In support of the direct effect of proinflammatory cytokines on calcification propensity, in vitro studies have demonstrated the ability of these factors to induce osteochondrocytic differentiation and resultant mineralization of VSMC through convergent intracellular signaling pathways. TNFα, mainly released by activated macrophages but also variably by VSMC, upregulates expression of osteoblast specific transcription factor (Osf2) and enhances expression and activity of ALP via cAMP-dependent pathways [199]. TNFα also induces VSMC apoptosis via cAMP-mediated inhibition of AMP-activated protein kinase (AMPK)-dependent Gas6/Akt signaling and increases Msx2 expression via the nuclear factor κ-light chain enhancer of activated B-cells (NF-κB) pathway, also leading to enhanced ALP activity [200]. Systemic and locally synthesized IL-6 can also enhance ALP activity and promote osteochondrocytic differentiation via activation of Janus kinases and signal transducers and activators of transcription (STAT) signaling cascades [201]. Furthermore, Awan et al. recently reported that administration of a monoclonal antibody against Il-1β attenuated the development of aortic calcifications in high-fat-fed adult LDLR−/− mice compared to placebo [202].

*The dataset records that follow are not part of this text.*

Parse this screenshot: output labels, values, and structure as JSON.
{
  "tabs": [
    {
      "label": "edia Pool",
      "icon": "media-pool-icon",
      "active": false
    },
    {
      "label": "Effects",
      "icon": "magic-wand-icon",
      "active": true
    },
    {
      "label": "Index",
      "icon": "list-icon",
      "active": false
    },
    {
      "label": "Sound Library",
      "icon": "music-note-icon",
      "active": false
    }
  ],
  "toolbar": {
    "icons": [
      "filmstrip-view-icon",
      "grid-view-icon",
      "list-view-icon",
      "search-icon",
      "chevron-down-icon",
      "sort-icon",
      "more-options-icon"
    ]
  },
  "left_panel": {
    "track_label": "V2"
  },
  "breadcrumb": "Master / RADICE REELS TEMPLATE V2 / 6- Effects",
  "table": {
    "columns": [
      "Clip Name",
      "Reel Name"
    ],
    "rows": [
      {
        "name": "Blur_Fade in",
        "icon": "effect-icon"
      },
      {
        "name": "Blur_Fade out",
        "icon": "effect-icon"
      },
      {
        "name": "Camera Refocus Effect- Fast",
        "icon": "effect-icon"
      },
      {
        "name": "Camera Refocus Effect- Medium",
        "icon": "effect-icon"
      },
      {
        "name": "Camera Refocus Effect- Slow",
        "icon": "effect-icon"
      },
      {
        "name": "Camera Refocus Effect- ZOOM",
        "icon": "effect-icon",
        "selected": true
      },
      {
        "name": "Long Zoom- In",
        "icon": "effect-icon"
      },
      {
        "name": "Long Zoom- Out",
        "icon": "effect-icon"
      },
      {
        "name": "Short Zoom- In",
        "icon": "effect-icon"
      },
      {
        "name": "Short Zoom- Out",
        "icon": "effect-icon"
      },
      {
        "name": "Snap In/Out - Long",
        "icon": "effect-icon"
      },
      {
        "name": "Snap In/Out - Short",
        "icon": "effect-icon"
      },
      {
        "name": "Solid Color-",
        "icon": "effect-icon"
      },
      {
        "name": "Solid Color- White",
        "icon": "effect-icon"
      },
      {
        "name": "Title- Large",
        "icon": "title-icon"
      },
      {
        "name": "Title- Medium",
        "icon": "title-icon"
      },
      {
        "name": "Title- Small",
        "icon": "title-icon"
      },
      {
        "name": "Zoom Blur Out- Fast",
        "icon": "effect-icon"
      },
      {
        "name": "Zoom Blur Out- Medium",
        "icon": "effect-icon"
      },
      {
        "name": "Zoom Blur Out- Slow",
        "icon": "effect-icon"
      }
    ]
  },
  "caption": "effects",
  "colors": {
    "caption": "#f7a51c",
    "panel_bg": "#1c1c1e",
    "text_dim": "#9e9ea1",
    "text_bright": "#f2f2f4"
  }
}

Elegant molecular imaging studies have provided compelling evidence of the close temporal and spatial relationship of inflammatory and osteogenic vascular processes in vivo. Using intravital microscopy and sensitive fluorogenic probes, Aikawa et al. were able to demonstrate the co-localization and increasing intensity of mineralization (bisphosphonate-conjugated agent) and inflammatory activity/macrophage burden (NIRF-conjugated iron nanoparticles) in intimal plaques of carotid arteries isolated from ApoE−/− mice [203]. The same group subsequently extended these findings in uremic ApoE−/− mice, but also showed a reciprocal relationship between bone mineral density (osteoporosis), inflammatory activity, and mineral accrual within vascular and valvular lesions [204]. Bone mineral loss in uremic mice appeared accelerated compared to non-uremic animals. More recently, Abdelbaky et al. have reported on the longitudinal association between focal inflammation determined by 18F-FDG uptake and calcification in the thoracic aorta in patients with serial PET/CT analyses [205]. Here, these authors showed evidence that FDG uptake preceded calcium deposition at the same arterial sites, emphasizing the primacy of inflammatory changes in driving subsequent mineralization of atherosclerotic plaques.